Agent Ronald Powell became the Inspector Javert of my life, pursuing me relentlessly and obsessively, and making a normal life impossible, including telling my private law firm that I was a "criminal" and would steal client files. When the law firm put me on leave, Powell assisted the law firm in contesting my award of unemployment compensation benefits. Since when does the government assist a private employer in contesting the meager unemployment benefit awarded to a private citizen?
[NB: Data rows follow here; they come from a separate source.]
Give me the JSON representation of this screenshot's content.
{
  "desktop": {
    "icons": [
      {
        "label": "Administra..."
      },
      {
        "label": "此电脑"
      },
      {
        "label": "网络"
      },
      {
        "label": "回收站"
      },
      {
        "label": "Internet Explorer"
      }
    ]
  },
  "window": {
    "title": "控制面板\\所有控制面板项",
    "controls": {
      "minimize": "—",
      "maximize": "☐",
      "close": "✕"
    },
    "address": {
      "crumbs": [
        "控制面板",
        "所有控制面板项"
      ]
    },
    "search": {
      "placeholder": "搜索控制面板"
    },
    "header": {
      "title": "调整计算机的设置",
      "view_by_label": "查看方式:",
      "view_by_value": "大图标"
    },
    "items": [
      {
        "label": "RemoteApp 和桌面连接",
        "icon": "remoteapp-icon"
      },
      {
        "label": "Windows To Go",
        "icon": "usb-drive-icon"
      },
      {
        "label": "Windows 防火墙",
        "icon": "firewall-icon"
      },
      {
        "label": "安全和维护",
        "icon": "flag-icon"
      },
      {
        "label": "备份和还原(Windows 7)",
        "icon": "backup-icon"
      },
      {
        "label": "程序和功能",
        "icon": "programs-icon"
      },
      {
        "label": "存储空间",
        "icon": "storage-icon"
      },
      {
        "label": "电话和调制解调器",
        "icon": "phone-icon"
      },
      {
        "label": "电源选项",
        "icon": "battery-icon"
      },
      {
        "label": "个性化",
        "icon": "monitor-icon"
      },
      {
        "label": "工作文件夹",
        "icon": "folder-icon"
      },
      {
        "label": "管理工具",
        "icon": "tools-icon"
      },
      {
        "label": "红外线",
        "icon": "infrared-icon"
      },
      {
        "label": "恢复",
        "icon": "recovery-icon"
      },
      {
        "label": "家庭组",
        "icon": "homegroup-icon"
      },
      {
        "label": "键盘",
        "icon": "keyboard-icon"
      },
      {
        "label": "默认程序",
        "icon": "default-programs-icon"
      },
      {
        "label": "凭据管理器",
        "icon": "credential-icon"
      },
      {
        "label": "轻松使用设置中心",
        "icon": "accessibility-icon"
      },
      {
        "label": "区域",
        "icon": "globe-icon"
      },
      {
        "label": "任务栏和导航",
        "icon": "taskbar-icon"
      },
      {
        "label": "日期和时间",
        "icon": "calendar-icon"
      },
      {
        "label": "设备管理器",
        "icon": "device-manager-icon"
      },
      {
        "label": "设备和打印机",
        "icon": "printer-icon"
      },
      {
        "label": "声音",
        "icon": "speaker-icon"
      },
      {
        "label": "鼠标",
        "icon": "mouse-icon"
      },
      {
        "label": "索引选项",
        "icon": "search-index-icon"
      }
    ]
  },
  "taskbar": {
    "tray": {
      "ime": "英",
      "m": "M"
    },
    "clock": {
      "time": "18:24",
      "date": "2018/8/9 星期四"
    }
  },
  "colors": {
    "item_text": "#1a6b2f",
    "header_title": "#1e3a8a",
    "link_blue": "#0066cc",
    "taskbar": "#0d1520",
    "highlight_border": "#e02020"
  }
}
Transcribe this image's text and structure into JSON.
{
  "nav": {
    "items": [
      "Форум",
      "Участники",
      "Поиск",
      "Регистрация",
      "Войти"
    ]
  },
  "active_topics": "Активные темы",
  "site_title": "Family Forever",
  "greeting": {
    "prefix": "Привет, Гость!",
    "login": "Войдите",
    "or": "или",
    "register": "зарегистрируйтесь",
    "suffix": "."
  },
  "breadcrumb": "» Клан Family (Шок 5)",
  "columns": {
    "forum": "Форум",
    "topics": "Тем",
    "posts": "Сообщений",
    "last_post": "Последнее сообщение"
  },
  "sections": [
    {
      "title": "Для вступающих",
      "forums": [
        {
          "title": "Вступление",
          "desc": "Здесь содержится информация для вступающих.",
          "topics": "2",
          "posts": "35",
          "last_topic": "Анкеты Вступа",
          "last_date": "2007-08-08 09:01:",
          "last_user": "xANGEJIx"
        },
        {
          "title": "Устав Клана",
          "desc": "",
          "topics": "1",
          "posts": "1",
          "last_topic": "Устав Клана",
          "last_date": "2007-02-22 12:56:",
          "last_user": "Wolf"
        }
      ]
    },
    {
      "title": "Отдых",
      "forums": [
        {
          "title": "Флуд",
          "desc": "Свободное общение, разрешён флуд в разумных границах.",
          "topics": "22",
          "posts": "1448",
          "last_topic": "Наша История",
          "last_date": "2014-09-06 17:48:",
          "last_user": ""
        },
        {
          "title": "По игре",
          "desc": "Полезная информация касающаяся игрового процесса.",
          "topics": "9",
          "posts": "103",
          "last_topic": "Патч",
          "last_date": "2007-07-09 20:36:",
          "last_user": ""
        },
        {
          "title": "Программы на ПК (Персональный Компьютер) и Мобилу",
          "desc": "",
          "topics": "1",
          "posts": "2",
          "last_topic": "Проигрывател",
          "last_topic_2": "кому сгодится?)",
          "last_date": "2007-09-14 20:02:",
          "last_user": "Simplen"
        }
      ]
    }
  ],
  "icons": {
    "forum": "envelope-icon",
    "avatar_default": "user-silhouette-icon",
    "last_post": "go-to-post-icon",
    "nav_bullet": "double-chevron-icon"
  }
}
On January 7, 2003, Glenn Fine, the Inspector General himself, called my attorney with two pieces of bad news. The IG “looked into it” (my whistleblower allegations), and they “were not going to pursue it.” My immediate reaction was that they didn’t look very deeply. They didn’t even bother to ask me, the whistleblower, what happened. They didn’t bother to interview the complainant!
And I have nothing good to say about OPR, which we learned this past week rejected claims of political interference by Bush appointees in the Justice Department's tobacco case. Instead of investigating the multiple ethics violations of Claudia Flynn, Michael Chertoff and others in the case of "American Taliban" John Walker Lindh, they referred me to the state bars in which I'm licensed as an attorney--based on a secret report to which I did not have access.
How does a pretextual bar referral screw up a lawyer's life?
It prevented me from getting a new job for three years because the mere referral (even absent a finding of misconduct) will increase the malpractice liability insurance of any firm that wants to hire you. The only reason I have a job now is because my current boss, Alan Grayson, was willing to see the Justice Department's sham investigations for what they were.
The Maryland Bar complaint was dismissed in February 2005, but the D.C. Bar complaint is still pending after three and a half years.